Here’s the thing about being 67: words keep changing gear without indicating first, and I’m the bloke stuck behind them in a Nissan Micra doing 28 in a 30.“Dope,” for example. Once upon a sensible time, “dope” meant two things: the stuff you smoked, or the person you avoided letting touch your lawnmower. Now it apparently means clever, brilliant, exquisitely impressive — the linguistic equivalent of fitting a V12 into a mobility scooter and calling it “tasteful.”
I didn’t get a memo. One minute “dope” is Cheech and Chong in a fog so thick you could butter it. Next minute it’s a software engineer in a hoodie going, “Your SQL query is dope,” and I’m thinking, “So… it gives you the munchies and forgets your birthday?”
Speaking of Cheech and Chong, does anyone under forty know who they are? Seventies icons. Spent entire films giggling in cars the colour of compost while the Bonzo Dog Doo-Dah Band made noises like a trumpet trying to escape a wardrobe.
We called people “dude” back then as a sort of exotic garnish. Now “dude” has migrated, bred, and moved into British kitchens, where it calls everyone “bro” and leaves the milk out. I’ve met vicars who say “dude.” Vicars!
And the baseball caps. When did we decide that the most efficient way to wear one was backwards, like a security camera pointed at the wallpaper? The brim is a sunshade, not a neck bib — turn it round, you look like a man who lost an argument with a toddler.

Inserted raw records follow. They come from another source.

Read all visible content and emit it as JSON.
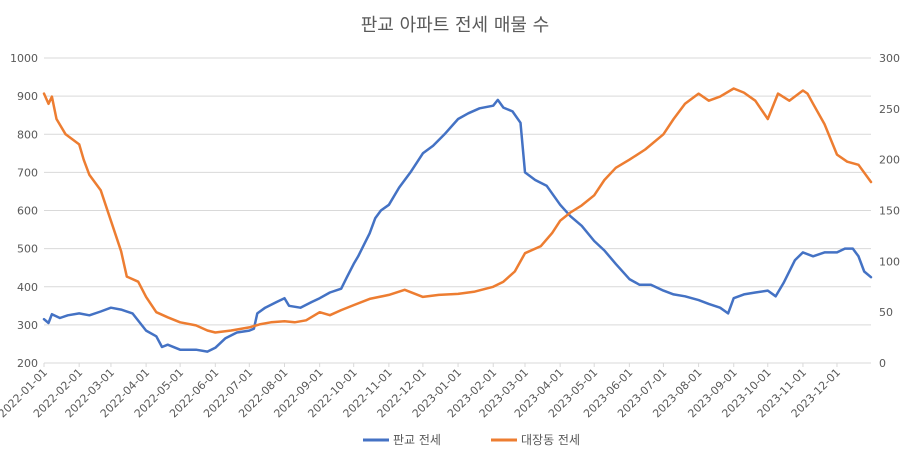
{
  "chart_data": {
    "type": "line",
    "title": "판교 아파트 전세 매물 수",
    "x_ticks": [
      "2022-01-01",
      "2022-02-01",
      "2022-03-01",
      "2022-04-01",
      "2022-05-01",
      "2022-06-01",
      "2022-07-01",
      "2022-08-01",
      "2022-09-01",
      "2022-10-01",
      "2022-11-01",
      "2022-12-01",
      "2023-01-01",
      "2023-02-01",
      "2023-03-01",
      "2023-04-01",
      "2023-05-01",
      "2023-06-01",
      "2023-07-01",
      "2023-08-01",
      "2023-09-01",
      "2023-10-01",
      "2023-11-01",
      "2023-12-01"
    ],
    "x_range": [
      "2022-01-01",
      "2023-12-31"
    ],
    "y_left": {
      "min": 200,
      "max": 1000,
      "ticks": [
        200,
        300,
        400,
        500,
        600,
        700,
        800,
        900,
        1000
      ]
    },
    "y_right": {
      "min": 0,
      "max": 300,
      "ticks": [
        0,
        50,
        100,
        150,
        200,
        250,
        300
      ]
    },
    "grid": true,
    "legend_position": "bottom",
    "series": [
      {
        "name": "판교 전세",
        "axis": "left",
        "color": "#4472C4",
        "points": [
          [
            "2022-01-01",
            315
          ],
          [
            "2022-01-05",
            305
          ],
          [
            "2022-01-08",
            328
          ],
          [
            "2022-01-15",
            318
          ],
          [
            "2022-01-22",
            325
          ],
          [
            "2022-02-01",
            330
          ],
          [
            "2022-02-10",
            325
          ],
          [
            "2022-02-20",
            335
          ],
          [
            "2022-03-01",
            345
          ],
          [
            "2022-03-10",
            340
          ],
          [
            "2022-03-20",
            330
          ],
          [
            "2022-04-01",
            285
          ],
          [
            "2022-04-10",
            270
          ],
          [
            "2022-04-15",
            242
          ],
          [
            "2022-04-20",
            248
          ],
          [
            "2022-05-01",
            235
          ],
          [
            "2022-05-15",
            235
          ],
          [
            "2022-05-25",
            230
          ],
          [
            "2022-06-01",
            240
          ],
          [
            "2022-06-10",
            265
          ],
          [
            "2022-06-20",
            280
          ],
          [
            "2022-07-01",
            285
          ],
          [
            "2022-07-05",
            290
          ],
          [
            "2022-07-08",
            330
          ],
          [
            "2022-07-15",
            345
          ],
          [
            "2022-07-25",
            360
          ],
          [
            "2022-08-01",
            370
          ],
          [
            "2022-08-05",
            350
          ],
          [
            "2022-08-15",
            345
          ],
          [
            "2022-08-25",
            360
          ],
          [
            "2022-09-01",
            370
          ],
          [
            "2022-09-10",
            385
          ],
          [
            "2022-09-20",
            395
          ],
          [
            "2022-09-25",
            425
          ],
          [
            "2022-10-01",
            460
          ],
          [
            "2022-10-05",
            480
          ],
          [
            "2022-10-10",
            510
          ],
          [
            "2022-10-15",
            540
          ],
          [
            "2022-10-20",
            580
          ],
          [
            "2022-10-25",
            600
          ],
          [
            "2022-11-01",
            615
          ],
          [
            "2022-11-10",
            660
          ],
          [
            "2022-11-20",
            700
          ],
          [
            "2022-12-01",
            750
          ],
          [
            "2022-12-10",
            770
          ],
          [
            "2022-12-20",
            800
          ],
          [
            "2023-01-01",
            840
          ],
          [
            "2023-01-10",
            855
          ],
          [
            "2023-01-20",
            868
          ],
          [
            "2023-02-01",
            875
          ],
          [
            "2023-02-05",
            890
          ],
          [
            "2023-02-10",
            870
          ],
          [
            "2023-02-18",
            860
          ],
          [
            "2023-02-25",
            830
          ],
          [
            "2023-03-01",
            700
          ],
          [
            "2023-03-10",
            680
          ],
          [
            "2023-03-20",
            665
          ],
          [
            "2023-04-01",
            615
          ],
          [
            "2023-04-10",
            585
          ],
          [
            "2023-04-20",
            560
          ],
          [
            "2023-05-01",
            520
          ],
          [
            "2023-05-10",
            495
          ],
          [
            "2023-05-20",
            460
          ],
          [
            "2023-06-01",
            420
          ],
          [
            "2023-06-10",
            405
          ],
          [
            "2023-06-20",
            405
          ],
          [
            "2023-07-01",
            390
          ],
          [
            "2023-07-10",
            380
          ],
          [
            "2023-07-20",
            375
          ],
          [
            "2023-08-01",
            365
          ],
          [
            "2023-08-10",
            355
          ],
          [
            "2023-08-20",
            345
          ],
          [
            "2023-08-27",
            330
          ],
          [
            "2023-09-01",
            370
          ],
          [
            "2023-09-10",
            380
          ],
          [
            "2023-09-20",
            385
          ],
          [
            "2023-10-01",
            390
          ],
          [
            "2023-10-08",
            375
          ],
          [
            "2023-10-15",
            410
          ],
          [
            "2023-10-25",
            470
          ],
          [
            "2023-11-01",
            490
          ],
          [
            "2023-11-10",
            480
          ],
          [
            "2023-11-20",
            490
          ],
          [
            "2023-12-01",
            490
          ],
          [
            "2023-12-08",
            500
          ],
          [
            "2023-12-15",
            500
          ],
          [
            "2023-12-20",
            480
          ],
          [
            "2023-12-25",
            440
          ],
          [
            "2023-12-31",
            425
          ]
        ]
      },
      {
        "name": "대장동 전세",
        "axis": "right",
        "color": "#ED7D31",
        "points": [
          [
            "2022-01-01",
            265
          ],
          [
            "2022-01-05",
            255
          ],
          [
            "2022-01-08",
            262
          ],
          [
            "2022-01-12",
            240
          ],
          [
            "2022-01-20",
            225
          ],
          [
            "2022-02-01",
            215
          ],
          [
            "2022-02-05",
            200
          ],
          [
            "2022-02-10",
            185
          ],
          [
            "2022-02-20",
            170
          ],
          [
            "2022-03-01",
            140
          ],
          [
            "2022-03-10",
            110
          ],
          [
            "2022-03-15",
            85
          ],
          [
            "2022-03-25",
            80
          ],
          [
            "2022-04-01",
            65
          ],
          [
            "2022-04-10",
            50
          ],
          [
            "2022-04-20",
            45
          ],
          [
            "2022-05-01",
            40
          ],
          [
            "2022-05-15",
            37
          ],
          [
            "2022-05-25",
            32
          ],
          [
            "2022-06-01",
            30
          ],
          [
            "2022-06-15",
            32
          ],
          [
            "2022-07-01",
            35
          ],
          [
            "2022-07-10",
            38
          ],
          [
            "2022-07-20",
            40
          ],
          [
            "2022-08-01",
            41
          ],
          [
            "2022-08-10",
            40
          ],
          [
            "2022-08-20",
            42
          ],
          [
            "2022-09-01",
            50
          ],
          [
            "2022-09-10",
            47
          ],
          [
            "2022-09-20",
            52
          ],
          [
            "2022-10-01",
            57
          ],
          [
            "2022-10-15",
            63
          ],
          [
            "2022-11-01",
            67
          ],
          [
            "2022-11-15",
            72
          ],
          [
            "2022-12-01",
            65
          ],
          [
            "2022-12-15",
            67
          ],
          [
            "2023-01-01",
            68
          ],
          [
            "2023-01-15",
            70
          ],
          [
            "2023-02-01",
            75
          ],
          [
            "2023-02-10",
            80
          ],
          [
            "2023-02-20",
            90
          ],
          [
            "2023-03-01",
            108
          ],
          [
            "2023-03-15",
            115
          ],
          [
            "2023-03-25",
            128
          ],
          [
            "2023-04-01",
            140
          ],
          [
            "2023-04-10",
            148
          ],
          [
            "2023-04-20",
            155
          ],
          [
            "2023-05-01",
            165
          ],
          [
            "2023-05-10",
            180
          ],
          [
            "2023-05-20",
            192
          ],
          [
            "2023-06-01",
            200
          ],
          [
            "2023-06-15",
            210
          ],
          [
            "2023-07-01",
            225
          ],
          [
            "2023-07-10",
            240
          ],
          [
            "2023-07-20",
            255
          ],
          [
            "2023-08-01",
            265
          ],
          [
            "2023-08-10",
            258
          ],
          [
            "2023-08-20",
            262
          ],
          [
            "2023-09-01",
            270
          ],
          [
            "2023-09-10",
            266
          ],
          [
            "2023-09-20",
            258
          ],
          [
            "2023-10-01",
            240
          ],
          [
            "2023-10-10",
            265
          ],
          [
            "2023-10-20",
            258
          ],
          [
            "2023-11-01",
            268
          ],
          [
            "2023-11-05",
            265
          ],
          [
            "2023-11-10",
            255
          ],
          [
            "2023-11-20",
            235
          ],
          [
            "2023-12-01",
            205
          ],
          [
            "2023-12-10",
            198
          ],
          [
            "2023-12-20",
            195
          ],
          [
            "2023-12-31",
            178
          ]
        ]
      }
    ]
  }
}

Yes, I’m irritable. In fact, irritation is my cardio. I step count in harrumphs.
If you’re imagining Victor Meldrew with Wi-Fi, you’re not far off. I’m the younger version of him and the older version of Jeremy Clarkson, fused together like two grumpy Labradors at the vet. I speak what used to be the Queen’s English, which is now the King’s English, which apparently means we don’t change the grammar, only the stamps, and pretend everything else is absolutely fine.
And no, I’m not doing the whole “let people enjoy things” routine. Enjoy things by all means — that is literally the point of being human. But don’t look me in the eye, call my new kettle “dope,” and expect me not to wonder if I must now hide it from the police.
Language evolves, they say. Yes, so do potholes. We don’t clap those either.
When I said “wicked” as a kid, adults flinched like I’d kicked the Queen’s corgi. Now “wicked” means excellent, “sick” means terrific, and “bad” was good until it went back to being bad again sometime around the invention of oat milk. I’ve had less confusing relationships with IKEA wardrobes.
And it’s not just slang. Coffee used to be coffee. Now it’s an itinerary. I asked for a normal one the other day and the barista looked at me like I’d ordered a cigarette and a duel.
Meanwhile, trousers have declared independence. We’ve got jeans that look like they’re storing a family of raccoons, and shorts with pockets so deep you could lose a weekend in them. If I want to wear something with that many belts and toggles, I’ll go rock climbing, not to Tesco.
Music? Once, a man screamed into a microphone, smashed a guitar, and someone shouted “art.” Now a laptop burps in binary and the kids nod solemnly like they’re at a memorial for melody.
Even technology has started gaslighting me. My phone updates itself overnight and, by breakfast, the volume button is a feelings wheel and every app has moved to a witness protection program. I try to take a photo; it takes a panorama, a live memory, and a mortgage application.
But here’s the bit that keeps me cheerful: I like being annoyed. It’s a hobby. It’s cheaper than golf and requires fewer hats.
Because every new daft thing confirms the central truth: each generation invents a language to make the previous lot feel like they’ve walked into the wrong house. We did it too. We just did it while facing forward in our caps, like respectable idiots.
Do I hate “dope” meaning “clever”? Not really. I just resent being forced to run a translation service in my own head at 6 a.m. before the kettle is properly awake.
I know what you’ll say: “Adapt or die.” Very Clarkson, that. But I’ve reached an age where I refuse to adapt to anything that can’t beat a kettle in a fair fight.
So go ahead, call your shoes dope, your mate dude, your salad “sick.” Call your playlist a “vibe,” your meeting a “sync,” and your nap “self-care.” I’ll be over here, speaking recognisable English and wearing my hat like a man who understands the geometry of the sun.
And if a teenager points at my car and says “dope,” I’ll smile politely and reply, “Thank you, I’ve tried to keep it away from drugs and idiots.” He’ll think I’m joking. I won’t be.
Long may it continue. Because irritation is the engine of good column-writing, and at 67 I’ve got enough fuel to overtake a convoy. Just don’t call the column “fire,” unless it’s actually on fire.